In other words if a trojan.exe was renamed to harmless.pdf and uploaded, the application must be able to find out that the uploaded file is NOT a .PDF file.

That's not really a problem. If a .exe was uploaded as a .pdf and you correctly served it back up to the downloader as application/pdf, all the downloader would get would be a broken PDF. They would have to manually retype it to .exe to get harmed.

The real problems are:

  1. Some browsers may sniff the content of the file and decide they know better than you about what type of file it is. IE is particularly bad at this, tending to prefer to render the file as HTML if it sees any HTML tags lurking near the start of the file. This is particulary unhelpful as it means script can be injected onto your site, potentially compromising any application-level security (cookie stealing et al). Workarounds include always serving the file as an attachment using Content-Disposition, and/or serving files from a different hostname, so it can't cross-site-script back onto your main site.

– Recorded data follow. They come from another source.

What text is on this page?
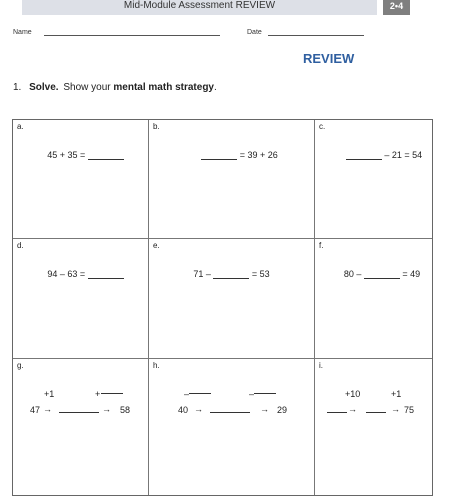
Mid-Module Assessment REVIEW	2•4
Name	Date
REVIEW
1. Solve. Show your mental math strategy.
a.
45 + 35 =
b.
= 39 + 26
c.
– 21 = 54
d.
94 – 63 =
e.
71 –	= 53
f.
80 –	= 49
g.
+1	+
47 →	→ 58
h.
–	–
40 →	→ 29
i.
+10	+1
→	→ 75
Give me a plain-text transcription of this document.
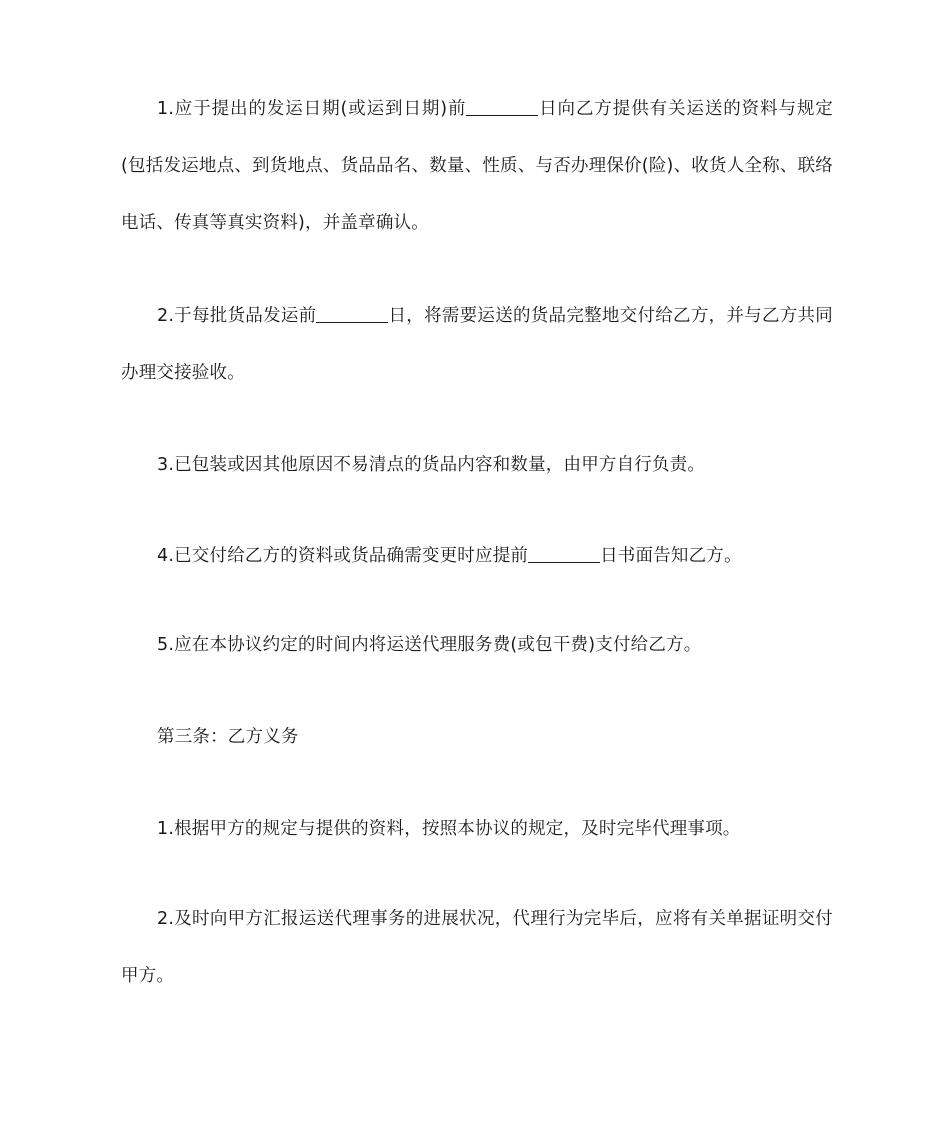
1.应于提出的发运日期(或运到日期)前	日向乙方提供有关运送的资料与规定(包括发运地点、到货地点、货品品名、数量、性质、与否办理保价(险)、收货人全称、联络电话、传真等真实资料)，并盖章确认。

2.于每批货品发运前	日，将需要运送的货品完整地交付给乙方，并与乙方共同办理交接验收。

3.已包装或因其他原因不易清点的货品内容和数量，由甲方自行负责。

4.已交付给乙方的资料或货品确需变更时应提前	日书面告知乙方。

5.应在本协议约定的时间内将运送代理服务费(或包干费)支付给乙方。

第三条：乙方义务

1.根据甲方的规定与提供的资料，按照本协议的规定，及时完毕代理事项。

2.及时向甲方汇报运送代理事务的进展状况，代理行为完毕后，应将有关单据证明交付甲方。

  2. PDF files are not safe anyway! They can be full of scripting, and have had significant security holes. Exploitation of a hole in the PDF reader browser plugin is currently one of the most common means of installing trojans on the web. And there's almost nothing you can usually do to try to detect the exploits as they can be highly obfuscated.

bobince
+1  A: 

On *NIX systems we have an utility called file(1). Try to find something similar for Windows, but the file utility if self has been ported.

daniel